Just pulled her out Sunday while I was fishing for Smallmouth in South Dakota! 21 & 1/2 inch Largemouth Bass. I would guess a couple pounds short of a state record. Let her go for somebody else to catch. Biggest of my life. Didn't weigh it, but it was a fatty! Put up a big fight! Going to order a replica soon!


----------



## bigblackfoot

God i love those fish. Nice work Rick!!


----------



## goldhunter

Hey Rick!!!how expensive is it to get a replica? i caught this bass night fishing a couple of years ago and never got a good weight estimate...anybody have a guess?


----------



## Rick Acker

Wow, bigger than mine for sure...23, 24 inches??? I can get you an estimate for a replica.

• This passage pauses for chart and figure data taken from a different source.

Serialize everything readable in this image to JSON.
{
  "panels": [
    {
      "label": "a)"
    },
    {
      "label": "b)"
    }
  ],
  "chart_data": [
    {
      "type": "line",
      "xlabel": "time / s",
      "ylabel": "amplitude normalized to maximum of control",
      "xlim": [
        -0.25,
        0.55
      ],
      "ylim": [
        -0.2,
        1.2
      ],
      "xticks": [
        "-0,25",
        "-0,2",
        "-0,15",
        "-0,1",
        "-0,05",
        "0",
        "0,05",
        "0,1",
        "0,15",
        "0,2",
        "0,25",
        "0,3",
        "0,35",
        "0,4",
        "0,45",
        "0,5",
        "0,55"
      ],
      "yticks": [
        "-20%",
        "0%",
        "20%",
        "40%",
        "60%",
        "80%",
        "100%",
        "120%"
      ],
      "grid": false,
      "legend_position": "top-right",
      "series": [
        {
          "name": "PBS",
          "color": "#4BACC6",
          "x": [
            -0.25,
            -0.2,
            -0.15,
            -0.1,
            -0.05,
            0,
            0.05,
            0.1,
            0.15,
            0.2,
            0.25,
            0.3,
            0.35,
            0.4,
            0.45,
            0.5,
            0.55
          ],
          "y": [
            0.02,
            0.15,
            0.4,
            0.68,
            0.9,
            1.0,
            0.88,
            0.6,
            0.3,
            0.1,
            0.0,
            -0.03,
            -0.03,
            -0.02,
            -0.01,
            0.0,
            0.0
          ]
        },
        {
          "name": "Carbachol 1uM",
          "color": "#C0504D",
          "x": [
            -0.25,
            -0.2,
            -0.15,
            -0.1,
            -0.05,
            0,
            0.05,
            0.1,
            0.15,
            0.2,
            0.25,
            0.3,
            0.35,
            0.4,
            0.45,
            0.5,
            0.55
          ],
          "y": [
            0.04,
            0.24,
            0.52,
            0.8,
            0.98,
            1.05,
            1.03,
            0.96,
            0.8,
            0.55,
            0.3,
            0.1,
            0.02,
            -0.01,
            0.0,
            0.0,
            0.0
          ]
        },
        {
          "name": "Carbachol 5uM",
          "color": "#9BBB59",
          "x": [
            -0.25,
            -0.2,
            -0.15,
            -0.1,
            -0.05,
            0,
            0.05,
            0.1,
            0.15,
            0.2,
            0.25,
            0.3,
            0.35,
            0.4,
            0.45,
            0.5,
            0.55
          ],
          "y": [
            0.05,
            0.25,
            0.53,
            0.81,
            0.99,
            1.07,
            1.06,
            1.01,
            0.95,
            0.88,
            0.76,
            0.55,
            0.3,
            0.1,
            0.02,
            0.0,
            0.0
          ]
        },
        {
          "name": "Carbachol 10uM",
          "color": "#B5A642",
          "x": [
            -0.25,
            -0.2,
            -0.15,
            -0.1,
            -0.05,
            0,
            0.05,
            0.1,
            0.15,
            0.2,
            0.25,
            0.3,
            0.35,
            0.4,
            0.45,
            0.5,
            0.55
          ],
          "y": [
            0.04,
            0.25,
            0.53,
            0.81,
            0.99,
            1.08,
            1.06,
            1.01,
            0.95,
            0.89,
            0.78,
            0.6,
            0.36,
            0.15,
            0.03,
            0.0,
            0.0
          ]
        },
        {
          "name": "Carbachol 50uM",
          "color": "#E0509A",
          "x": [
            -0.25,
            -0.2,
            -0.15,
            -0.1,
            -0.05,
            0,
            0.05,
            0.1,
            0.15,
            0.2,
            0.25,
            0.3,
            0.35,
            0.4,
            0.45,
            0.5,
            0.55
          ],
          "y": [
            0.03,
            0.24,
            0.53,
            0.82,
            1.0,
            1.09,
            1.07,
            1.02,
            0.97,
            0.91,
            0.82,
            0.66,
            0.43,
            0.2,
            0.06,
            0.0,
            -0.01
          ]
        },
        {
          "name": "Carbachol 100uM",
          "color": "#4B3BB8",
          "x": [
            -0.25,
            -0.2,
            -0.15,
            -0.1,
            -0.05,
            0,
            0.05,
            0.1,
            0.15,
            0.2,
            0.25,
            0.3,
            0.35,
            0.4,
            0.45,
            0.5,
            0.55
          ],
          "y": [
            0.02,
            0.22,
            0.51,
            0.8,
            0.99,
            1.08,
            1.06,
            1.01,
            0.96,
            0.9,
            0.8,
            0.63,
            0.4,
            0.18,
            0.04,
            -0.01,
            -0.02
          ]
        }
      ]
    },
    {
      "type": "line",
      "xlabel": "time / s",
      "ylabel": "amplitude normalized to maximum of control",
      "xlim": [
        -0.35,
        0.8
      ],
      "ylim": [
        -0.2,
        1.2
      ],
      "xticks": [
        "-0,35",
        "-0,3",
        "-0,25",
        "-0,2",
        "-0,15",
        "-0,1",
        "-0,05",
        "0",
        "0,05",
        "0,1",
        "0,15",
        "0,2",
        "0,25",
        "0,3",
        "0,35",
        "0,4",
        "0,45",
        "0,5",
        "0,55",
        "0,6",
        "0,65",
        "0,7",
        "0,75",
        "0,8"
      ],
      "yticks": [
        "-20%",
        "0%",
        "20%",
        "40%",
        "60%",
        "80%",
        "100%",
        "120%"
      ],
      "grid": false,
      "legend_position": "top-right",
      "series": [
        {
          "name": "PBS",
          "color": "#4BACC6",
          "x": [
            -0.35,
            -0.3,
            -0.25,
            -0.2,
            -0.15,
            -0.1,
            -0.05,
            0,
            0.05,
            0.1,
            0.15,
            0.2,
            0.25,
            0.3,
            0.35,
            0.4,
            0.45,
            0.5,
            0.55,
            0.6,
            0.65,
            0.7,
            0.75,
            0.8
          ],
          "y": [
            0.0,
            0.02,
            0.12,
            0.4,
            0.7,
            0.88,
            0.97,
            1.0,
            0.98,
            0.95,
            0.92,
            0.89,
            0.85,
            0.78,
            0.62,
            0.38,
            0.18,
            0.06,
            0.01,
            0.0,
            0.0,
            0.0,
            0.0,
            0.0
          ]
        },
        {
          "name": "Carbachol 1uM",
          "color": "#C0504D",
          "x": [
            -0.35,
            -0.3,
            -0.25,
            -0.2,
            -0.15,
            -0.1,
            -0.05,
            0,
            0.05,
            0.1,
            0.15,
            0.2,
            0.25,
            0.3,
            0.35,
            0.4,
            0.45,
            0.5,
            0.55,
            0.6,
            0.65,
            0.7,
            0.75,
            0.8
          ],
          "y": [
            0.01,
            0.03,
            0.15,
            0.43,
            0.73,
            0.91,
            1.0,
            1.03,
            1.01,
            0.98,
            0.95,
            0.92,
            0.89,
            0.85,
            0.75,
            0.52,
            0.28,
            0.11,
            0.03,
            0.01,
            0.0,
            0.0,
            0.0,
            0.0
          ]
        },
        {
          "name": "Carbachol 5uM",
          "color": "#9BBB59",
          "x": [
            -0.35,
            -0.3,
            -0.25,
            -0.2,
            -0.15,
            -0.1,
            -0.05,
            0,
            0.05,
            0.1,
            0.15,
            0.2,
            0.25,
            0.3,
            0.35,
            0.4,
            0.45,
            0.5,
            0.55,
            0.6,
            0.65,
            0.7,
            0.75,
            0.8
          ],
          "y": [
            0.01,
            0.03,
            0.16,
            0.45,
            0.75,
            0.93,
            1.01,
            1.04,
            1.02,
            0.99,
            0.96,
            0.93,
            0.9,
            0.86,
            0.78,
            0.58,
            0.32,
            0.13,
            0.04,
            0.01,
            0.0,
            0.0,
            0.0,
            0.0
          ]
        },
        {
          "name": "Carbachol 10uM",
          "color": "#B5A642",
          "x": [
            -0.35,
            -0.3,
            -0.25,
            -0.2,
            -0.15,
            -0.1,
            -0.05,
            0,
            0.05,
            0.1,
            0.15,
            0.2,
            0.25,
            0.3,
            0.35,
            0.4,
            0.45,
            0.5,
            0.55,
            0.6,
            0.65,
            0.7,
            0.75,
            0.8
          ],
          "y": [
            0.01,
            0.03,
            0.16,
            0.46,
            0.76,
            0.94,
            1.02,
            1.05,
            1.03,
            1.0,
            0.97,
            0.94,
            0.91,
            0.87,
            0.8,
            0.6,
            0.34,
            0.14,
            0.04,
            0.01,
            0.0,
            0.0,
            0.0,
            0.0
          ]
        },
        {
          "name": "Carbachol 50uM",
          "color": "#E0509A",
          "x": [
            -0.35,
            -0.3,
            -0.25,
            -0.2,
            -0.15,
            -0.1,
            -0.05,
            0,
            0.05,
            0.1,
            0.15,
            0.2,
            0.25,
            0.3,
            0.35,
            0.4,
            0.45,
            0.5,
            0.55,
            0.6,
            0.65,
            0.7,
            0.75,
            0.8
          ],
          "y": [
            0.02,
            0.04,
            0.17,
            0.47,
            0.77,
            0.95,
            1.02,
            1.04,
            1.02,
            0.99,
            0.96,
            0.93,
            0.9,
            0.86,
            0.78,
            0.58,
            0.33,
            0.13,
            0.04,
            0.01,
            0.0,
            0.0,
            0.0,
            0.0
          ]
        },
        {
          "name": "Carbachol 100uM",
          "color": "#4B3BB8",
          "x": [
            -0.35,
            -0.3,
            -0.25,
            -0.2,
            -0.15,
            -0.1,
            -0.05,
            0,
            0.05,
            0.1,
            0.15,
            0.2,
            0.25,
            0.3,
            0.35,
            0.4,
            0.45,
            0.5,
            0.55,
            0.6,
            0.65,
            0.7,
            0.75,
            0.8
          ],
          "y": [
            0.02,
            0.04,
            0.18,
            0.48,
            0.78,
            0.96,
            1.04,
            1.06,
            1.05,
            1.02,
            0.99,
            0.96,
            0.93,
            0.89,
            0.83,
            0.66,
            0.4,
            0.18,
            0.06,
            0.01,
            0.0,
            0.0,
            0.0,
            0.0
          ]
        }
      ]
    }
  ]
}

Call me 701-741-8687. Congrats!


----------



## spentwings

Congrats Rick and a big :thumb: for releasing your biggest to date!


----------



## Sam I am

Beautiful fish, fellas! Rick I'd guess yours at all of six and probably high seven. The second one...no clue! What a tank! At least 8? I'd be interested in knowing the replica cost. I let my personal best go this last week without a goof pic...only 19 inches but it looked like it had swallowed a football! FAT! I'd never seen a bass that deep and that fat before...at least 6 and I think it was pushing the 7 lb mark. I have a cousin who's a die hard walleye's only fisherman. In his words: "I don't chase that green crap!" He's missin' out. Bassin is a lot of fun!


----------